Helping young patients build resilience
“Promoting Resilience in Stress Management”, also known as PRISM, is an an emotional wellbeing program developed by doctors at the Seattle Children’s Hospital to help adolescent and young adult populations facing chronic or terminal illnesses such as Type 1 Diabetes or cancer. At Artefact, I led a team to evolve this paper intervention between coach and patient into an engaging, self-guided digital experience. When working collaboratively with the Seattle Children’s Hospital Digital Health team, I guided the visual design and architecture of the application, and gave them tools to build their organization’s culture of human-centered Design.
Role
Lead UX Design & Strategy
Context
Seattle Children's Hospital
2017: 5 Weeks
Team
Andrea Kang (UX Design)
General UI (Engineering)
Dr. Abby Rosenberg (PRISM co-creator)
Dr. Joyce Yi-Frazier (PRISM co-creator)
The PRISM intervention powerfully demonstrates that supporting the personal and emotional journey of patients is an important aspect of treatment. The guided paper-based intervention to help young patients develop skills in four areas:
Stress management and mindfulness
Goal setting and problem solving
Positive reappraisals
Finding meaning in adversity
A digital companion became the most appropriate way to scale this program to reach more patients, and allow young adults to be open and forthright about their stress, worries, hopes and goals as they manage the challenges of serious illness.
Supporting Emotional
Well-being
Approach
Building Trust
I advised our client on the design process and shared how to incorporate a culture of Design into their growing Innovation team.
Strategy
I worked with stakeholders to establish key project objectives and design principles to help guide decision making and set direction for the user experience.
Visual Direction
I broadly explored a variety of form, color and visual concepts before narrowing on the theme of the application. The structural theme we used provided geometric patterns, bright colors, and illustrative qualities that aligned with the structural guidance and encouraging tone of the PRISM program. I used this direction to develop the icon and branding throughout the experience.
Designing for Young Adults
An engaging user experience was paramount because the PRISM app is designed for teenagers and young adults and deals with difficult emotions.
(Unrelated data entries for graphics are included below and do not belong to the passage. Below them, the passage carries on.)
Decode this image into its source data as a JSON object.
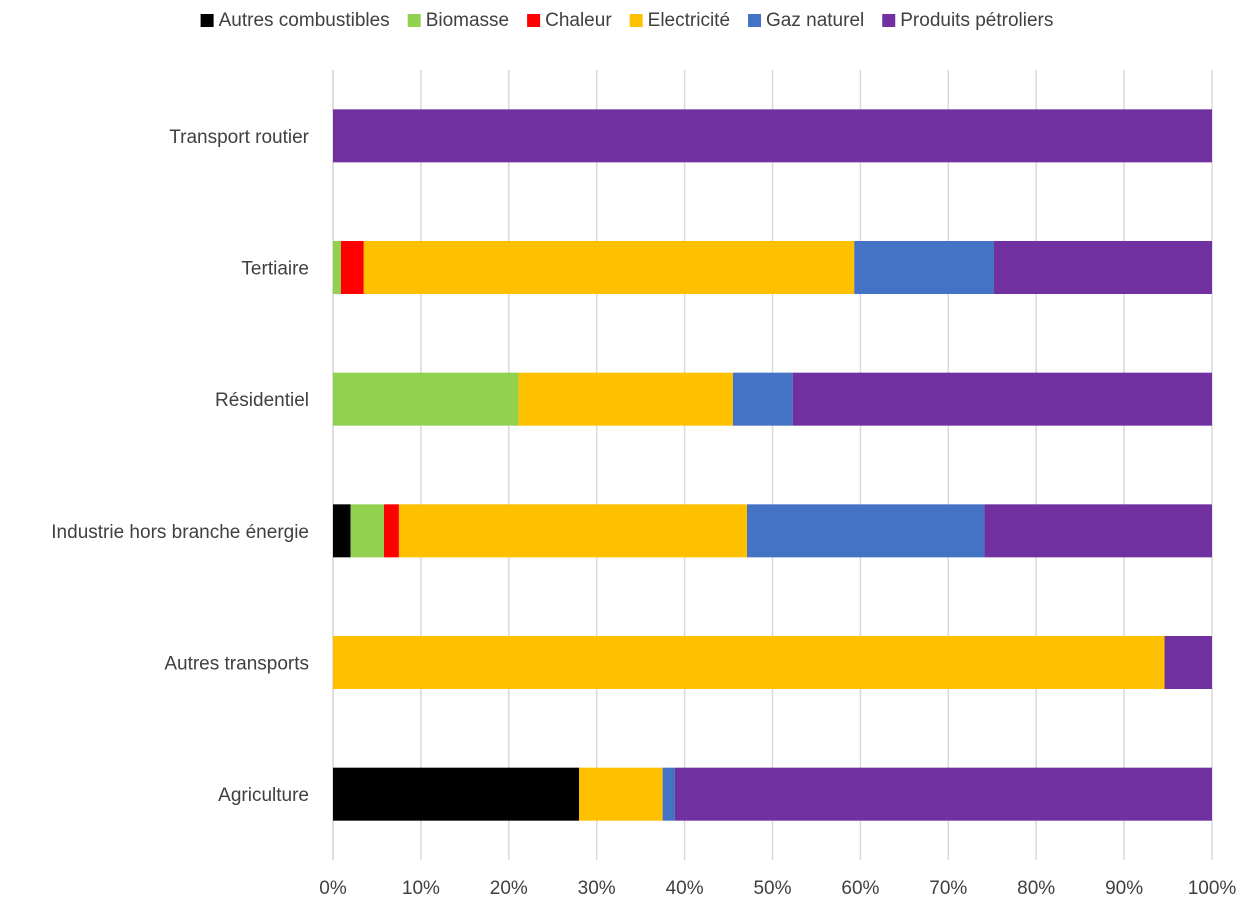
{
  "chart_data": {
    "type": "bar",
    "orientation": "horizontal",
    "stacked": "percent",
    "title": "",
    "xlabel": "",
    "ylabel": "",
    "xlim": [
      0,
      100
    ],
    "x_ticks": [
      "0%",
      "10%",
      "20%",
      "30%",
      "40%",
      "50%",
      "60%",
      "70%",
      "80%",
      "90%",
      "100%"
    ],
    "grid": "vertical",
    "legend_position": "top",
    "categories": [
      "Agriculture",
      "Autres transports",
      "Industrie hors branche énergie",
      "Résidentiel",
      "Tertiaire",
      "Transport routier"
    ],
    "series": [
      {
        "name": "Autres combustibles",
        "color": "#000000",
        "values": [
          28.0,
          0.0,
          2.0,
          0.0,
          0.0,
          0.0
        ]
      },
      {
        "name": "Biomasse",
        "color": "#92D050",
        "values": [
          0.0,
          0.0,
          3.8,
          21.1,
          0.9,
          0.0
        ]
      },
      {
        "name": "Chaleur",
        "color": "#FF0000",
        "values": [
          0.0,
          0.0,
          1.7,
          0.0,
          2.6,
          0.0
        ]
      },
      {
        "name": "Electricité",
        "color": "#FFC000",
        "values": [
          9.5,
          94.6,
          39.6,
          24.4,
          55.8,
          0.0
        ]
      },
      {
        "name": "Gaz naturel",
        "color": "#4472C4",
        "values": [
          1.4,
          0.0,
          27.0,
          6.8,
          15.9,
          0.0
        ]
      },
      {
        "name": "Produits pétroliers",
        "color": "#7030A0",
        "values": [
          61.1,
          5.4,
          25.9,
          47.7,
          24.8,
          100.0
        ]
      }
    ]
  }
}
PRISM welcomes users with thoughtful interactions, a rich tactical and interactive navigation experience, a conversational tone, a youthful aesthetic, and none of the clinical, sterile feel found in many digital health solutions.
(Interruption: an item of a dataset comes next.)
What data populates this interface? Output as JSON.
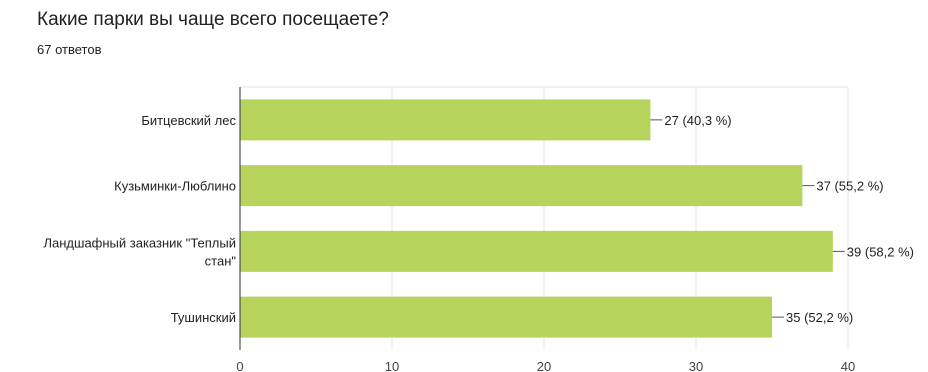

Because the app allows for the patient to serve as their own facilitator, we designed prompts throughout the experience to inspire self-reflection and the honest expression of emotions, as well as space for patients to reflect on goals and moments of gratitude. Altogether, the PRISM app provides young patients a listening ear and a moment of calm when they need it most.
Impact
Growing Audience
Patients have expressed positive feedback and found PRISM to be an important emotional tool to use throughout their healthcare journey.
Patient Satisfaction
After a successful 2 year pilot program with patients from the Seattle Children’s Hospital, The PRISM program has committed to expanding to 10 participating clinics and eventually to children’s hospitals across the country.
Press
PRISM User
“...I write what I'm grateful for every day. So even if the day is rough, it's like 'well you know, there's still this thing going on' or 'this thing makes me happy'. So I just have it all [in PRISM] so I can see what things make me grateful.”